As have been shown in Table 2, MANOVA revealed significant differences between experimental and control groups on total memory score F (1,28) = 26.88, p<0.000. In addition, the results showed that some subscale scores were significantly different between two groups, such as mental control F (1,28) = 16.66, p<0.001, Digit Span F (1,28) = 20.86, p<0.001, Verbal Paired Associates F (1,28) = 4.53, p<0.05, Visual Reproduction F (1,28) = 33.55, p<0.001. Significant differences between groups reflected that migraine subjects had greater scores on memory scale than control participates after neurofeedback training.

On the other hand, as have been shown in Table 2, the findings indicated that the two groups differences on logic memory was found to be non-significant, F(1,28) = 0.49, NS, that reflected neurofeedback training didn’t influenced logic memory of migraine patients.


The main aim of the present study was to investigate the effect of neurofeedback training on Memory of migraine patients. The results showed that neorofeedback training improved memory of these subjects. several studies provided research’s result [15-20] In fact, neurofeedback is a mechanism for repair and reconstruction of brain waves. Patients could improve their wave’s pattern by continuous training, feedback and practice. It is a practice for brain and so with this training session the memory will be increased and the changes will become permanent gradually. There are evidences during recent 25 years, which show this learning phenomenon would be influenced by unconscious processes and person can learn without direct awareness [21]. As neurofeedback is based on learning and conditioning process (especially deals whit brain conditioning), its effect occurs after about 30 sessions [22]. The protocol which used in present study was to increasing SMR wave on Cz area (Sensory motor cortex and cingulate cortexes). Also, the patient who has difficulty in understanding logical continuity of cognitive function can use neurofeedback training on sensory motor cortex in left hemisphere (C3) and training on sensory motor cortex in right hemisphere (C4) could facilitate mixed answer. Cingulated system deals with excitement feeling, attention and working memory. So, increasing sensory-motor rhythm decrease unrelated motives and facilitates integrity of motives related to performance [23] and consequently, effects on conceptual memory directly [24]. In addition, in the study theta was inhibited on Cz area.

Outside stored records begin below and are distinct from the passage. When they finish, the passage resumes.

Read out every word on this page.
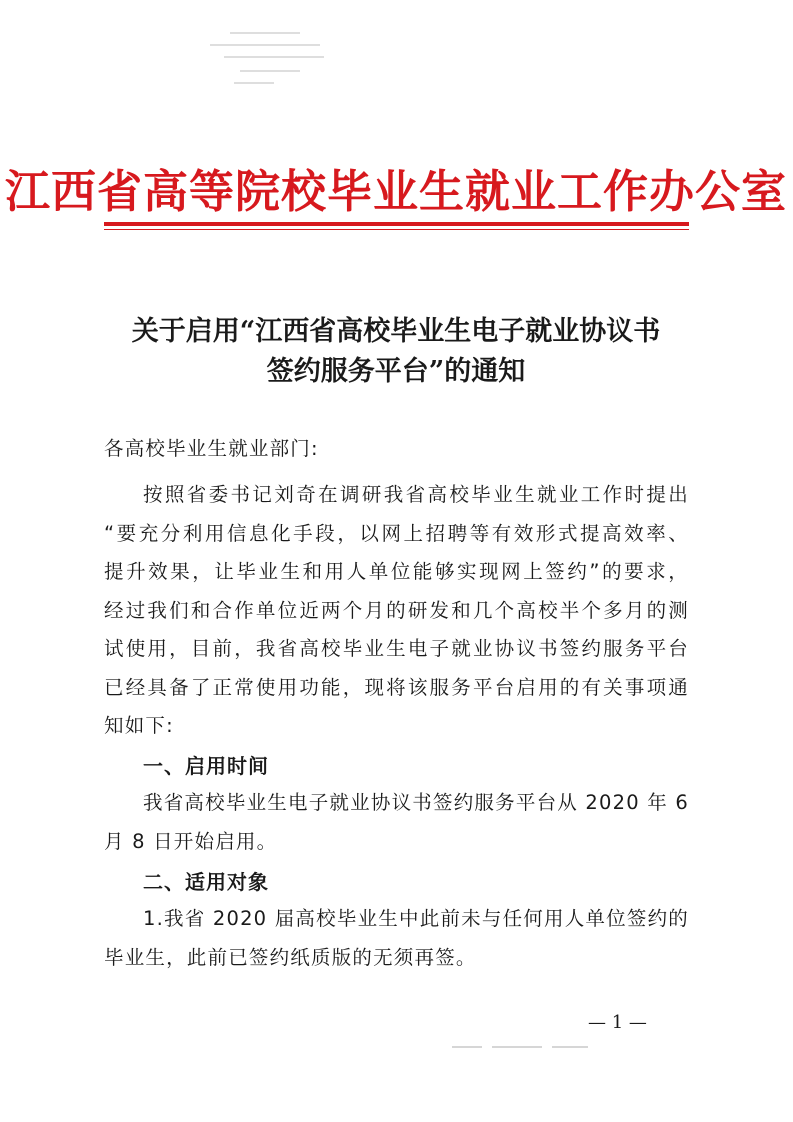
江西省高等院校毕业生就业工作办公室
关于启用“江西省高校毕业生电子就业协议书
签约服务平台”的通知
各高校毕业生就业部门:
按照省委书记刘奇在调研我省高校毕业生就业工作时提出
“要充分利用信息化手段，以网上招聘等有效形式提高效率、
提升效果，让毕业生和用人单位能够实现网上签约”的要求，
经过我们和合作单位近两个月的研发和几个高校半个多月的测
试使用，目前，我省高校毕业生电子就业协议书签约服务平台
已经具备了正常使用功能，现将该服务平台启用的有关事项通
知如下:
一、启用时间
我省高校毕业生电子就业协议书签约服务平台从 2020 年 6
月 8 日开始启用。
二、适用对象
1.我省 2020 届高校毕业生中此前未与任何用人单位签约的
毕业生，此前已签约纸质版的无须再签。
— 1 —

Theta wave is related to confusion, inattention, imagination, depression and anxiety [25]. Therefore, it seems all researchers agree with this idea that increasing activity of slow theta is causing the problem and it could be solved by neurofeedback training [23].

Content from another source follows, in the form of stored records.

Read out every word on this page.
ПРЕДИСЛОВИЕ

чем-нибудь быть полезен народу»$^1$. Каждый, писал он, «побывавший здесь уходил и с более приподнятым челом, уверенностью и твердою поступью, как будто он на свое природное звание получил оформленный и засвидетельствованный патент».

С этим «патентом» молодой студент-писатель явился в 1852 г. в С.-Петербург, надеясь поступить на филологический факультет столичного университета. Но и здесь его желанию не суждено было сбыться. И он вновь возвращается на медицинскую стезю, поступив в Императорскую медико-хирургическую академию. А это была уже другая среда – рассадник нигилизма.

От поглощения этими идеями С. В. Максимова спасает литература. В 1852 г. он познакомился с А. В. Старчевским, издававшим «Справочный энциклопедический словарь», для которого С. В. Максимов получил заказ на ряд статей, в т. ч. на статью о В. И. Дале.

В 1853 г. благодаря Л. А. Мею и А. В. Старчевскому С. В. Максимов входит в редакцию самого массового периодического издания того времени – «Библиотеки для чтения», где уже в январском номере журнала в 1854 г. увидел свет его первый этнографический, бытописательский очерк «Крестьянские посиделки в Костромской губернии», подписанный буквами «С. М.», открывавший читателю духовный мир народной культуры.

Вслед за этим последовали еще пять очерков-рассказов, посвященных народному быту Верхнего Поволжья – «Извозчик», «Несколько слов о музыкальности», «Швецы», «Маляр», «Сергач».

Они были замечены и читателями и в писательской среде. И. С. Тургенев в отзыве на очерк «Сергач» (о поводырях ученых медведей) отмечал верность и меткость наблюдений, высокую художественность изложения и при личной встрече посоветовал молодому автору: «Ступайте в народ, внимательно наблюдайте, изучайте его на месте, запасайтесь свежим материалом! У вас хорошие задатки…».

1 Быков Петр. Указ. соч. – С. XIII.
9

It is known from previous research that theta activity has an influence on the cellular mechanisms of memory through its role in facilitating long-term potentiation [26], and more recent studies have documented a link between recognition memory processes and theta activity recorded from the scalp [27]. Convincing evidence of the direct relationship between theta and working memory stems from data showing that, during the encoding phase of a recognition task, only words that were later correctly recognized exhibited a significant increase in theta activity [28]. In addition, during the later recognition phase, greater theta activity was found for correctly recognized words but not distracters. Based on research showing that working memory utilises the posterior association cortex, involved in the storage of sensory information, and the pre-frontal cortex which updates the information [29-31] one proposal is that theta activity links these two regions together during memory task [32].